Nichtzulassungsbeschwerde - sozialgerichtliches Verfahren - Vertretungsberechtigung einer Rechtsberatungsorganisation - grundsätzliche Bedeutung - Schwerbehindertenrecht - Blindheit - gleichzuachtende Sehstörung - Unterscheidung von Benennen-Können und Erkennen-Können - Verfassungswidrigkeit - Völkerrechtswidrigkeit - Darlegungsanforderungen
Gesetze: § 73 Abs 4 S 2 SGG, § 73 Abs 2 S 2 Nr 9 SGG, § 73 Abs 2 S 2 Nr 8 SGG, § 160a Abs 2 S 3 SGG, § 160 Abs 2 Nr 1 SGG, § 72 Abs 5 SGB 12, BliHiG SL, § 2 VersMedV, Teil A Nr 6 Buchst c VersMedV, Art 3 Abs 3 S 2 GG, Art 5 UNBehRÜbk
Instanzenzug: Sozialgericht für das Saarland Az: S 10 BL 391/11 Urteilvorgehend Landessozialgericht für das Saarland Az: L 5 BL 2/12 Urteil
Gründe
1I. Der Kläger begehrt in der Hauptsache Blindheitshilfe nach dem Saarländischen Gesetz über die Gewährung einer Blindheitshilfe. Den nach rechtsseitiger Hirnblutung im Juni 2010 gestellten Antrag des Klägers auf Blindheitshilfe lehnte der Beklagte ab mit der Begründung, die neurologische Begutachtung habe keine Erklärung für die vom Kläger angegebene hochgradige Einschränkung des Sehvermögens ergeben. Eine cerebrale Genese könne ausgeschlossen werden. Das eingeholte augenärztliche Gutachten zeige, dass der Kläger ein funktional verwertbares Sehvermögen habe. Am ehesten liege eine funktionelle Sehstörung mit parazentraler Fixation vor, die subjektiv als Blindheit wahrgenommen werde (Bescheid vom ; Widerspruchsbescheid vom ). Klage und Berufung waren ohne Erfolg. Das LSG hat zur Begründung seiner Entscheidung ua ausgeführt, die im Berufungsverfahren ergänzend beauftragte augenärztliche Sachverständige habe beim Kläger eine Blindheit nach den maßgeblichen Vorgaben der Versorgungsmedizin-Verordnung nicht feststellen können. Zweifellos habe der Kläger eine große Schädigung des rechten Großhirns im Bereich der Sehbahn erlitten, die zu Gesichtsfeldausfällen die linke Raumhälfte betreffend führten. Eine Rindenblindheit könne mit an Sicherheit grenzender Wahrscheinlichkeit ausgeschlossen werden. Auf die Ursache der Sehstörung käme es zwar nicht an. Die Beeinträchtigung des Sehvermögens iS von faktischer Blindheit sei nach der höchstrichterlichen Rechtsprechung jedoch abzugrenzen von seelisch/geistigen Behinderungen. Gnostische Störungen seien Blindheit nicht gleichzusetzen. Aus § 2 Abs 1 SGB IX könne nicht zwingend eine Gleichstellung von körperlicher und seelischer Blindheit abgeleitet werden. Die Sachverständige halte die rein subjektiv erlebte Blindheit im Regelfall einer Therapie für zugänglich. Die Anerkennung als Blindheit könne sich unter diesen Umständen kontraproduktiv auswirken (Urteil vom ).

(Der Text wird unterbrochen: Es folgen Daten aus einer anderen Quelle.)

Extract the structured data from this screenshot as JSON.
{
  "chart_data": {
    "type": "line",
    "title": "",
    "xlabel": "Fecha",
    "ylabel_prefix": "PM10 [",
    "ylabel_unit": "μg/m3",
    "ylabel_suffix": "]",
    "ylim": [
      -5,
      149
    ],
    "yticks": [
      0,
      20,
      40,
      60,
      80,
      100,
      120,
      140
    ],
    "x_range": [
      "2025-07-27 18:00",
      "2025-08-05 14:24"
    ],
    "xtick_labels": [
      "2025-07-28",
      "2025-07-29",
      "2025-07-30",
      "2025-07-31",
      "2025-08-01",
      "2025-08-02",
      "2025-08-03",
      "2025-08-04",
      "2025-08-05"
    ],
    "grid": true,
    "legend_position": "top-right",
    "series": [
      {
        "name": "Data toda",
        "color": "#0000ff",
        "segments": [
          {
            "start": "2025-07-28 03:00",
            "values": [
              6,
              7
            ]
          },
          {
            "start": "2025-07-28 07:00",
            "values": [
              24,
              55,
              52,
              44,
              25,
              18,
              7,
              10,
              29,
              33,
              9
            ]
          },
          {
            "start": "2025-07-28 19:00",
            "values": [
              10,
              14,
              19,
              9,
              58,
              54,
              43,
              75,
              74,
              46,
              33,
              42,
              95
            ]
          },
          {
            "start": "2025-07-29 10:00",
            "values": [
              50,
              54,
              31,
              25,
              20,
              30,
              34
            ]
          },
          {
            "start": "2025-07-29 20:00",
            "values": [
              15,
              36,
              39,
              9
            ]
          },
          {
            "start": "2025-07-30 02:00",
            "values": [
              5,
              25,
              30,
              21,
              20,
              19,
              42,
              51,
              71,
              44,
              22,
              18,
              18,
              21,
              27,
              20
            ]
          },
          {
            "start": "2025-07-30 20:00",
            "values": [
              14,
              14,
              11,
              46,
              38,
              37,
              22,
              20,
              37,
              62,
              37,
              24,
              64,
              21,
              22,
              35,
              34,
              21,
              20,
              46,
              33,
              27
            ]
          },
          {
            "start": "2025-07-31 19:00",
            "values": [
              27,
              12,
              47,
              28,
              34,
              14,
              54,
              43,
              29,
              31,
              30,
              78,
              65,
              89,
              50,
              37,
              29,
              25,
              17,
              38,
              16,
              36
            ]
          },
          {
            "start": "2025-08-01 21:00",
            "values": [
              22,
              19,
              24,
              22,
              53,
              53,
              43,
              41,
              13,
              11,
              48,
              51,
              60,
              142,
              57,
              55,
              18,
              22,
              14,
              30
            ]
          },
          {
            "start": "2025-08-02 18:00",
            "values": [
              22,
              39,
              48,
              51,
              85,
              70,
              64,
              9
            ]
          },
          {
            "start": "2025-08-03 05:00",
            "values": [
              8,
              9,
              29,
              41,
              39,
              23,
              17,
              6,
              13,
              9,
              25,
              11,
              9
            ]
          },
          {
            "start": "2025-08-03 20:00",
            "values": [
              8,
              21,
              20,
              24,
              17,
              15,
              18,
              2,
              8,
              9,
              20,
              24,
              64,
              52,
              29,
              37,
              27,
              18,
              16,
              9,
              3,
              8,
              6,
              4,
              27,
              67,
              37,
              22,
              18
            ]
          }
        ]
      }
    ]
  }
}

2Mit seiner Beschwerde wendet sich der Kläger gegen die Nichtzulassung der Revision im Urteil des LSG.
3II. Die Nichtzulassungsbeschwerde ist unzulässig und daher gemäß § 160a Abs 4 S 1 Halbs 2 SGG iVm § 169 S 3 SGG zu verwerfen.
41. Der Senat entscheidet nicht abschließend, ob die mit der Prozessführung beauftragte r GmbH eine zur Vertretung vor dem BSG zugelassene Organisation iS des § 73 Abs 4 S 2 iVm § 73 Abs 2 S 2 Nr 5 bis 9 SGG ist. Es handelt sich bei der neu zum gegründeten Gesellschaft nicht um eine Vereinigung, deren satzungsgemäße Aufgaben die gemeinschaftliche Interessenvertretung, die Beratung und Vertretung der Leistungsempfänger nach dem sozialen Entschädigungsrecht oder der behinderten Menschen wesentlich umfassen und die unter Berücksichtigung von Art und Umfang ihrer Tätigkeit sowie ihres Mitgliederkreises die Gewähr für eine sachkundige Prozessvertretung bietet (§ 73 Abs 2 S 2 Nr 8 SGG). Diese auf das Gesetz zur Neuregelung des Rechtsberatungsrechts vom (BGBl I 2840) zurückgehende Regelung erfasst jene Vereinigungen und Sozialverbände, die seit jeher zum Kreis der nach § 14 SGG Vorschlagsberechtigten zählen (BT-Drucks 16/3655 S 95). Dazu gehört die r GmbH nicht.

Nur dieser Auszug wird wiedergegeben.